Riffing on Polyamory and Finance

Don’t have anything specific I want to talk about today, or the spoons to put together a nice orderly post about this or that idea.

So I’m just going to take some time to riff on polyamory, finance, and shit and see what we get. Not quite going to be stream of conscious, but something close to that.

“Finance” isn’t a word most people use to talk about personal money matters. My upbringing is showing there, upper-middle class family with a rich grandpa who gave out stock certificates for Christmas. After over 10 years of struggling to put food on the table and keep a roof over my family’s heads, that upbringing has combined with life experience to give me a not-unique-but-certainly-not-common view of money, life, and keeping the bills paid.

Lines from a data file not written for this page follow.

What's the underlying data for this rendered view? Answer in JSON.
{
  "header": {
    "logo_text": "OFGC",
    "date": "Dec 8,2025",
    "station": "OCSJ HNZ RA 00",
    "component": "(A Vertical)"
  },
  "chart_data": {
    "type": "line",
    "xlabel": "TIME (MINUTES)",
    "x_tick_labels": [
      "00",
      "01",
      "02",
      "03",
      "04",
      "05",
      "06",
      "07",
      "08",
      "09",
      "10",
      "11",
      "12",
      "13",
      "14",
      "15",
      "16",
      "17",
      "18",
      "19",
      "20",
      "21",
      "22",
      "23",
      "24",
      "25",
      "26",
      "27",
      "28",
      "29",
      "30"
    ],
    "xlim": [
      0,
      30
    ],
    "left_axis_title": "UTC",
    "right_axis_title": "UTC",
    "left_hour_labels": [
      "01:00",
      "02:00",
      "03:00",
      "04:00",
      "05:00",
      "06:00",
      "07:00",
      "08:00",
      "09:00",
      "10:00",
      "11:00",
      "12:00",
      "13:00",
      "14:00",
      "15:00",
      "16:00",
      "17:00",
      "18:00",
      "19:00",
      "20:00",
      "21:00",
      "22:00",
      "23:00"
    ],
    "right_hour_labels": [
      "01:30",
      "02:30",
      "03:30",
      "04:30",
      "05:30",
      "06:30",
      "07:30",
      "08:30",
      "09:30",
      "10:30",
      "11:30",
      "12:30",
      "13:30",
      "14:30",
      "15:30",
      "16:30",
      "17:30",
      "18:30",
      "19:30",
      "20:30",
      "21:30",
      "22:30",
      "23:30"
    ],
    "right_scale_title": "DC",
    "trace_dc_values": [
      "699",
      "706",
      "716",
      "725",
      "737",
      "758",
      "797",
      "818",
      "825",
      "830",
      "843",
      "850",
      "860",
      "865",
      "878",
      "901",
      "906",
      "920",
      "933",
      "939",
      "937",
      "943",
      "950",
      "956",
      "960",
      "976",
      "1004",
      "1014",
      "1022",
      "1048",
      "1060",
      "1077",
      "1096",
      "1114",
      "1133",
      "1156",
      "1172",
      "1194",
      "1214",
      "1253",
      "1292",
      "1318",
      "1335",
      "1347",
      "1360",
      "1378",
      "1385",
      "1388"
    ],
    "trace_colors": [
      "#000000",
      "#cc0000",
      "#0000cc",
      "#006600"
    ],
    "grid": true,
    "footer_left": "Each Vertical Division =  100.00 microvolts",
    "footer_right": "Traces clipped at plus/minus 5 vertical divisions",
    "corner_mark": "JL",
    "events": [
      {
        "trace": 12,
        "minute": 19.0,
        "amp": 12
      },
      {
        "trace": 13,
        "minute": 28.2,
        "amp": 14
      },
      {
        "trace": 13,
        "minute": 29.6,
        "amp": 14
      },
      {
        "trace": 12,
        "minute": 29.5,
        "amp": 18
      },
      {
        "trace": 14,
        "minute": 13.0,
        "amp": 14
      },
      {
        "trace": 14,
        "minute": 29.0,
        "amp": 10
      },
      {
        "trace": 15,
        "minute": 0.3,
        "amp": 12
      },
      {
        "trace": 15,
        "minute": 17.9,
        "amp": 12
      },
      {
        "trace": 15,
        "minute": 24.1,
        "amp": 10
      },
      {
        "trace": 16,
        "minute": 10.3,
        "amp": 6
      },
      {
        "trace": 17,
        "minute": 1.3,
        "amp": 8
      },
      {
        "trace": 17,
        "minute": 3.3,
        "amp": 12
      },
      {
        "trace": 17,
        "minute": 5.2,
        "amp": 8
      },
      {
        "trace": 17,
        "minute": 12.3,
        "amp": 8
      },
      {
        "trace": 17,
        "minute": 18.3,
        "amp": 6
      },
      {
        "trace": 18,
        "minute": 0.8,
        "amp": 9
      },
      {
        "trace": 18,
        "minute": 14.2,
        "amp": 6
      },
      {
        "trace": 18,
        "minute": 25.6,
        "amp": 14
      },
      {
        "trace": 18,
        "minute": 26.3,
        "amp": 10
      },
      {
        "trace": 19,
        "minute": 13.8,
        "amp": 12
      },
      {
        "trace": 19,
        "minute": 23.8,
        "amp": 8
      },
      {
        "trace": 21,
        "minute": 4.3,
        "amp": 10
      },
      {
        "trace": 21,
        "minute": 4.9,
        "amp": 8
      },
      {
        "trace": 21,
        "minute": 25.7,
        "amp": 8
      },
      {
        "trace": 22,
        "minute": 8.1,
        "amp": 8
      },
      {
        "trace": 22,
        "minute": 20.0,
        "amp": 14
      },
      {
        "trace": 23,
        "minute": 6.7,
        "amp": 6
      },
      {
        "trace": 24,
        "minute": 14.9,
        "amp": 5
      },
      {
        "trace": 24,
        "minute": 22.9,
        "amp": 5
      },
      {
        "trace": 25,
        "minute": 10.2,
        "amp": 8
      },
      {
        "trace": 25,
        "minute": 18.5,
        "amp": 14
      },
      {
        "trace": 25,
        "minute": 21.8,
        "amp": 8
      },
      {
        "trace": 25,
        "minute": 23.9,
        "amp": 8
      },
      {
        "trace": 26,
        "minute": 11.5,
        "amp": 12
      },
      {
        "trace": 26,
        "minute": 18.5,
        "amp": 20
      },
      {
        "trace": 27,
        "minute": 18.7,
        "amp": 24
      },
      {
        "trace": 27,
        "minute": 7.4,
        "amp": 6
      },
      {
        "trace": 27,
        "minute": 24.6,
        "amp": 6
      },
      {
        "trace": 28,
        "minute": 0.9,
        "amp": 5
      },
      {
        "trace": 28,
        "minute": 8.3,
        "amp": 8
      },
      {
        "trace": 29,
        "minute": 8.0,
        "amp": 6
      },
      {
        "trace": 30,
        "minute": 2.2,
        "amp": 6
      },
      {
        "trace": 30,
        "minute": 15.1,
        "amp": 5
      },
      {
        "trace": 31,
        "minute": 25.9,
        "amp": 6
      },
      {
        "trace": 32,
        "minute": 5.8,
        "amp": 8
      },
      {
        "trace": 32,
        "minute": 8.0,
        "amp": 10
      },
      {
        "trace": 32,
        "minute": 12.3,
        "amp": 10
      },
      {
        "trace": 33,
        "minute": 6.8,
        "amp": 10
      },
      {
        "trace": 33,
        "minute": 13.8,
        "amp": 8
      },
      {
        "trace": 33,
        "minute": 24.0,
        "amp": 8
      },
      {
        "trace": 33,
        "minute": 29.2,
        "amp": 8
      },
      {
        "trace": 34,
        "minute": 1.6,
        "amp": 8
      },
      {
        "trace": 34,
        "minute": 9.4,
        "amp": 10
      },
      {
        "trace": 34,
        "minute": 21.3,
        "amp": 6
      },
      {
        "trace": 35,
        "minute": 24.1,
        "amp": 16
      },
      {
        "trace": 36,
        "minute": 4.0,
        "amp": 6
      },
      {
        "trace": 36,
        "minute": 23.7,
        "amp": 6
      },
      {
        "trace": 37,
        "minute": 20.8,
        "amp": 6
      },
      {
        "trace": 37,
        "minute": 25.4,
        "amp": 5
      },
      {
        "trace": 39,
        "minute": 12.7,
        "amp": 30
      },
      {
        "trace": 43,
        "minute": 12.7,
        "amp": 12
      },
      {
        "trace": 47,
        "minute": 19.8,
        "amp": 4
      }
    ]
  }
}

But “finance” really just means “money matters”. Whether those money matters are keeping a personal budget, managing the bills for a large polycule, or getting into esoteric things like stocks and bonds and hedge funds it’s all finance.

Similarly, polyamory is really just a way of describing our relationships Whether you are single and polyam, part of a closed triad, building a constellation of relationships stretching across a dozen states and three countries, it’s all polyamory.

What they both have in common, I think, is priorities.

In polyamory, we have chosen to prioritize our need or desire for multiple relationships over societies push for monogamy. We choose whether to prioritize the individual or the group in our relationships. We choose whether to prioritize entwinement or autonomy.

With finance, you are choosing to prioritize risk or safety. To prioritize now or the future. To prioritize short term goals or long term goals.

Making polyamory and finance work together is, in the end, about knowing your* priorities and making sure your priorities for polyamory and your priorities for finance are supporting each other, not in conflict with each other.

I think I’m going to be exploring this idea of polyamory and finance priorities and how they work (or don’t work) together over the next few weeks. For now, I need to go make breakfast. Catch you later!

*this ‘your’ is both singular or plural, because both your individual priorities and the priorities of the people you are in relationships with are important here.